例えばアパレル製品を製造しているメーカーが、AR/VR技術を活用して自社の製品の着用姿をチェックできるアプリを開発したいと考えたとします。このとき、スマホアプリを開発できるベンダーであればどこでもよいというわけではなく、ARやVR技術に強いベンダーを探す必要があります。
ARやVR技術に限らず、これまでどの企業も実用化できていないアイデアを実現したいのであれば、その技術を研究している大学や研究機関との協業を検討する必要もあるでしょう。しかし、そうした相手とコンタクトを取りたくても、気軽に相談できる場所やチャンスがなければ、お互いのスケジュールを合わせることさえ容易ではありません。
オープンイノベーションを期待するアイデアがあっても、それに協力してくれる会社をマッチングする場所や機会が十分に提供されていなければ実現できないというのが大きな課題です。言い方を変えれば、場所や時間の制約によって企業同士のコミュニケーションが不足し、それがオープンイノベーションを阻害している大きな要因になっていると言えるかもしれません。
こうした課題をクリアしたうえで、オープンイノベーションが活発化する場をできるだけ多く設けることが企業と社会が成長する第一歩と言えるでしょう。
オープンイノベーションの実現に有効なコワーキングスペース
上述したような課題を解決するためには、企業同士がマッチングできる機会や場所の提供が必要です。そこで注目されているのが、コワーキングスペースの活用。まずはコワーキングスペースという仕組みの理解を深めながら、オープンイノベーションに有効である理由について考えてみましょう。
コワーキングスペースにはさまざまな企業が集まる
コワーキングスペースとは「不特定多数の人が共同で仕事をする場所」のこと。似たような役割を持つ場所としてシェアオフィスがあります。しかし、シェアオフィスは、その名のとおり、ひとつのオフィスを共同で利用し、作業をするためのスペースとして活用されるのに対し、コワーキングスペースはコミュニケーションを取りながら作業もできるスペースであるという特徴があります。
異業種間での活発なコミュニケーションが生まれる
コワーキングスペースでは、さまざまな業種の人が同じ空間に集まっているため、異業種との出会いのチャンスが生まれます。互いのコミュニケーションによって、ビジネスのイノベーションが起こり、オープンイノベーションが活発化されます。いわばコワーキングスペースという場所はビジネスイノベーションの源泉と言えるかもしれません。

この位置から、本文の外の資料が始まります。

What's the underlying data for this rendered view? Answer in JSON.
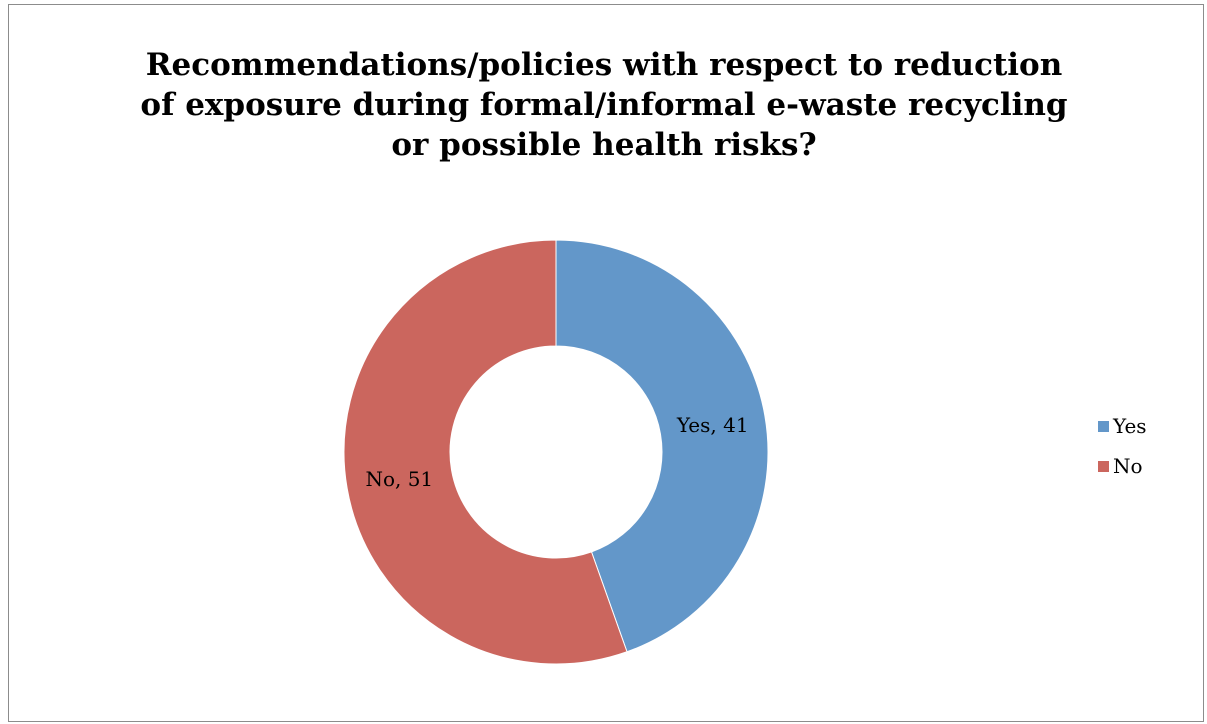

従来のような自社専用のオフィスはセキュリティが高く、クローズドイノベーションには最適な環境です。しかし、オープンイノベーションを期待するのであれば、不特定多数の企業や機関とのコミュニケーションができるコワーキングスペースのような環境が適しています。
上述した「オープンイノベーション白書」内でのアンケート統計では、外部連携の相手先を見つけるために71.2%の企業が展示会等を利用し、続いて51.8%の企業が論文や学会情報を参考にしているとの結果が出ています。いずれも協業相手を探す方法として間違いはありませんが、対象となる企業や機関を探し出すのに、時間やコストがかかってしまうことがほとんどです。
よりカジュアルに、リラックスした空間のなかでコミュニケーションが取れれば、革新的なアイデアも生まれやすくなるはずです。本当に価値の高いビジネスイノベーションを生み出すためにも、コワーキングスペースは貴重な環境と言えるでしょう。
グローバル化社会で求められるオープンイノベーション
グローバル化のなか、激しい企業間競争を生き残っていくためにはオープンイノベーションが必要不可欠です。従来のクローズドイノベーションではなく、異業種間で活発なコミュニケーションを取りながらオープンイノベーションを実現する場として、コワーキングスペースの活用が注目されています。新規事業の創出や新たなビジネスアイデアのヒントを求めているのであれば、コワーキングスペースの利用を検討してみてはいかがでしょうか。